Congress and the Appropriations Quagmire
Congress is Stuck
The outlook is not looking good for closing out the FY24 appropriations process with a bipartisan deal by January 19 and February 2, when current funding measures expire. Here’s why.
May’s Fiscal Responsibility Act agreement that was signed into law — that led to the demise of Kevin McCarthy’s (R-CA) speakership and 22 days without any speaker — was rejected by the GOP last fall. Instead, GOP leadership under new Speaker Mike Johnson (R-LA) opted to cut spending by another $100 billion in their version of the 12 annual appropriations bills. Democrats balked, which led to the House only passing seven of the 12 bills with some bills yanked from the floor as leaders saw they could not garner the votes for passage, such as the funding bills for Agriculture-FDA and Departments of Health, Education and Labor.

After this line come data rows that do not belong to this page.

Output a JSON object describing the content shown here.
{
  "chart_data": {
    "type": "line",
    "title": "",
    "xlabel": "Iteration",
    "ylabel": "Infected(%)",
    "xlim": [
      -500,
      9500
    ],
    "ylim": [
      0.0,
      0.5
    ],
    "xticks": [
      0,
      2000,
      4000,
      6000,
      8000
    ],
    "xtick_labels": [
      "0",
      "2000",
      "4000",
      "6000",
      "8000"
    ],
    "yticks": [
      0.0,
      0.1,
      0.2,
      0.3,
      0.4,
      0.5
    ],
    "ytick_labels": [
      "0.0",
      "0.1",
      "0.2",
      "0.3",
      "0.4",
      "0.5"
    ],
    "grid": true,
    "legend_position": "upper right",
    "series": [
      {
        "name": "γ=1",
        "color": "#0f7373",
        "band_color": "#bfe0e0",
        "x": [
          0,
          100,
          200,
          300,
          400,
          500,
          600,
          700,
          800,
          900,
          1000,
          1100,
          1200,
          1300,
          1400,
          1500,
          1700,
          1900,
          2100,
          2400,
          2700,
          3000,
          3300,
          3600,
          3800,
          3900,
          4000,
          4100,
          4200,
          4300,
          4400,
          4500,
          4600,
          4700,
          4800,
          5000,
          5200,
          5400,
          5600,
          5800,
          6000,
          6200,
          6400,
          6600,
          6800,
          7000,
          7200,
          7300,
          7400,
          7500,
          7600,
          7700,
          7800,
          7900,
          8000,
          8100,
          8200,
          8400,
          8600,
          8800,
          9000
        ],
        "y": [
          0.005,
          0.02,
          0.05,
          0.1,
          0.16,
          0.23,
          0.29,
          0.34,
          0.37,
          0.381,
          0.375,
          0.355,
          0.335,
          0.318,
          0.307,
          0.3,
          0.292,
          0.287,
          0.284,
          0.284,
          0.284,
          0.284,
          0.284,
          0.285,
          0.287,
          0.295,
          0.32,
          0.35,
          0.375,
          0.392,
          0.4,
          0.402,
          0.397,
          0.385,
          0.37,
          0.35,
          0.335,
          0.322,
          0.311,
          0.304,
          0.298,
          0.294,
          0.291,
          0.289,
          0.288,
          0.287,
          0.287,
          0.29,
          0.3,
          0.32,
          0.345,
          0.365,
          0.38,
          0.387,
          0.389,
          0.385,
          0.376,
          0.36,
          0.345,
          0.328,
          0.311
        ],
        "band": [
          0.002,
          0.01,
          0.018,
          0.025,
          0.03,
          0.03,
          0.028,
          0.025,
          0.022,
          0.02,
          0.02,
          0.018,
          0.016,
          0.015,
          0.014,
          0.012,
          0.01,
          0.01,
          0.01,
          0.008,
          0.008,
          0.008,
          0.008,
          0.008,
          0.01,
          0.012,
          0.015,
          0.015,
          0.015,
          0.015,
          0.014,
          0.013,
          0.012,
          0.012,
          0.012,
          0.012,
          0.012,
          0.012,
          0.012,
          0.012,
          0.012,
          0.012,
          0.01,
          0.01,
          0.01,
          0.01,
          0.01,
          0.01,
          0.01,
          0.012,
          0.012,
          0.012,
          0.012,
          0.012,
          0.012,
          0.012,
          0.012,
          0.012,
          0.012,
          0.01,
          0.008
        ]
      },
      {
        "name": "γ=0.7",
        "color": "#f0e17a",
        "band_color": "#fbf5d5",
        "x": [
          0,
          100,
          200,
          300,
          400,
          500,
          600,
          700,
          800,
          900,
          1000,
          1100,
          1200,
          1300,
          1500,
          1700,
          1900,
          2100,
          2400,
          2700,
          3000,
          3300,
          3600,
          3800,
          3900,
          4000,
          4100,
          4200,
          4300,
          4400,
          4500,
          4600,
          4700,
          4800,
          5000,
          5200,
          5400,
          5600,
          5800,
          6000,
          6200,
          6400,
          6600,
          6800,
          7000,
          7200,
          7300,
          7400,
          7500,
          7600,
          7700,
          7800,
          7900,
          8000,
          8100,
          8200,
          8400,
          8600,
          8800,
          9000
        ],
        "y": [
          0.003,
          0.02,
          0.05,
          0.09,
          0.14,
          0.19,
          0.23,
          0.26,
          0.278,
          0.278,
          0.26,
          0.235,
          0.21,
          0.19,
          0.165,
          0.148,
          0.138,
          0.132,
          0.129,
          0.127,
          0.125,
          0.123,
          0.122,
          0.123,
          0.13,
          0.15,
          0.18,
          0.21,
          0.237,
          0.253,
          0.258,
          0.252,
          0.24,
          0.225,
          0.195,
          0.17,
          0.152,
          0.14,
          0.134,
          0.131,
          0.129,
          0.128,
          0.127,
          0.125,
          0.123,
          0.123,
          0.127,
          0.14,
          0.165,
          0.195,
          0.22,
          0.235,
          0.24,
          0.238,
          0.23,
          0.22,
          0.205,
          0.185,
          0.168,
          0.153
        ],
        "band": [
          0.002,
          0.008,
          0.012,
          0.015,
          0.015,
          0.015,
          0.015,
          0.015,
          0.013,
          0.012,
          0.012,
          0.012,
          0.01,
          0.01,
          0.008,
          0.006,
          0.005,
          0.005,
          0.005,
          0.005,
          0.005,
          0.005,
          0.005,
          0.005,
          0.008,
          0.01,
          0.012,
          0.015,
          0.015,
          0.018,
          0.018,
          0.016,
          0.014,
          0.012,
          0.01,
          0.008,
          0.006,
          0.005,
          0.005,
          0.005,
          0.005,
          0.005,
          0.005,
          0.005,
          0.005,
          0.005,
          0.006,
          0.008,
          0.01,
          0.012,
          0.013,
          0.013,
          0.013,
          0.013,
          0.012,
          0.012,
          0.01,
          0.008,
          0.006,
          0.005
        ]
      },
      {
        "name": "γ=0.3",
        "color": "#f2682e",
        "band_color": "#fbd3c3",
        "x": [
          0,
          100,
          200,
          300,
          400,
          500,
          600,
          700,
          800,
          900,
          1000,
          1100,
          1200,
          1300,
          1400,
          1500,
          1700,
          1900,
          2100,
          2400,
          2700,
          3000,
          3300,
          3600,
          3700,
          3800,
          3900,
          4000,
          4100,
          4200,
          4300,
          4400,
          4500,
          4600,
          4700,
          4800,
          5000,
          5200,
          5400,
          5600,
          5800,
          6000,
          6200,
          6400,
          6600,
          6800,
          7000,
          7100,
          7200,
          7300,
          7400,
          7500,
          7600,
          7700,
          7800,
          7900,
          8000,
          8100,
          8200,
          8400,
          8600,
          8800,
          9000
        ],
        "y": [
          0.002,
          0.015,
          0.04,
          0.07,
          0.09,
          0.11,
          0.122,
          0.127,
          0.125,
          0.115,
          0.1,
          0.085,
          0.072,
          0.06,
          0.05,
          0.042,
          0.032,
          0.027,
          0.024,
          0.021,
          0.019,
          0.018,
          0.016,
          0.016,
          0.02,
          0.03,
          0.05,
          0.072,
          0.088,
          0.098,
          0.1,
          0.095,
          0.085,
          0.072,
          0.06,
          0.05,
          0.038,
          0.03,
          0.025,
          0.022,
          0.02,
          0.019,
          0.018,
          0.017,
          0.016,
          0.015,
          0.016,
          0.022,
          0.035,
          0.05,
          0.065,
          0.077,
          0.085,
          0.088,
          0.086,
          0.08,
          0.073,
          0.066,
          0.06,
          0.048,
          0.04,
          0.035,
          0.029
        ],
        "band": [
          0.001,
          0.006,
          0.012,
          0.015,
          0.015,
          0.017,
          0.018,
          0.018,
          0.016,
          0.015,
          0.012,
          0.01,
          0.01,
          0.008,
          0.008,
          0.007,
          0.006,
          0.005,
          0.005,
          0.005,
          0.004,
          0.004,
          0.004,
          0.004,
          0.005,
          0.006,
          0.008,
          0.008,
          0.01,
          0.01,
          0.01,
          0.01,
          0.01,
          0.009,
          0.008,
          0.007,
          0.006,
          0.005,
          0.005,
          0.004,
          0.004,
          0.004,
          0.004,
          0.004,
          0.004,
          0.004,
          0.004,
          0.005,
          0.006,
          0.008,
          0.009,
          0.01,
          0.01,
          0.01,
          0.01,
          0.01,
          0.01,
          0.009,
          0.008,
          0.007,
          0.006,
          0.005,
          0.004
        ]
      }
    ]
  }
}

Meanwhile the Senate used funding levels most could agree on and passed bipartisan bills out of committee, bringing and passing three in a minibus bill in November. The rest have yet to be brought to the floor.
The Choice
Now Congress needs to decide what to do to wrap up FY2024 as we are already over three months into the current fiscal year and FY25 work needs to begin soon.
Speaker Mike Johnson has proposed to his inner circle a year-long Continuing Resolution (CR), which would cut roughly $100 billion from spending with three-quarters of it on the non-defense side. This also would eliminate the over 1,000 Community Project Funding/Congressionally Directed Spending projects placed in the 12 appropriations bills specifically for constituent nonprofits and local municipalities as we head into the November elections. Democrats are fighting to avoid this and want to negotiate based on the law enacted in May. Some Republicans feel the same but disagreement within the party is stalling the process.
A final consideration is a small piece of May’s Fiscal Responsibility Act with big consequences is the requirement that a 1% across-the-board cut of $50 billion-plus would kick in starting in April if there’s another short-term CR that doesn’t run through September 30. And those cuts would be more severe for DoD.
What to Expect
On January 19 a partial government shutdown looks very possible. Congress can negotiate and complete by February 1 with minimally damaging impact on the agencies and all the services the public relies on. However, if no deal is made by February 2 and punting to April 1 with short-term CRs ensues, buckle up for a rough ride. This will make the FY25 process impossible to start Q1 and push it out to the summer or longer. It would delay all federal grant programs, SBIRs, CDMRP, NSF and numerous funding sources from being able to fund new projects. And of course, there is significant impact on businesses and nonprofits relying on government funding and systems that in turn can spur an economic downturn.
Because the consequences are so severe my bet is a deal will be hatched that no one loves but keeps government functioning — but only after much painful soul searching within each of the parties that will play out in the 2024 elections.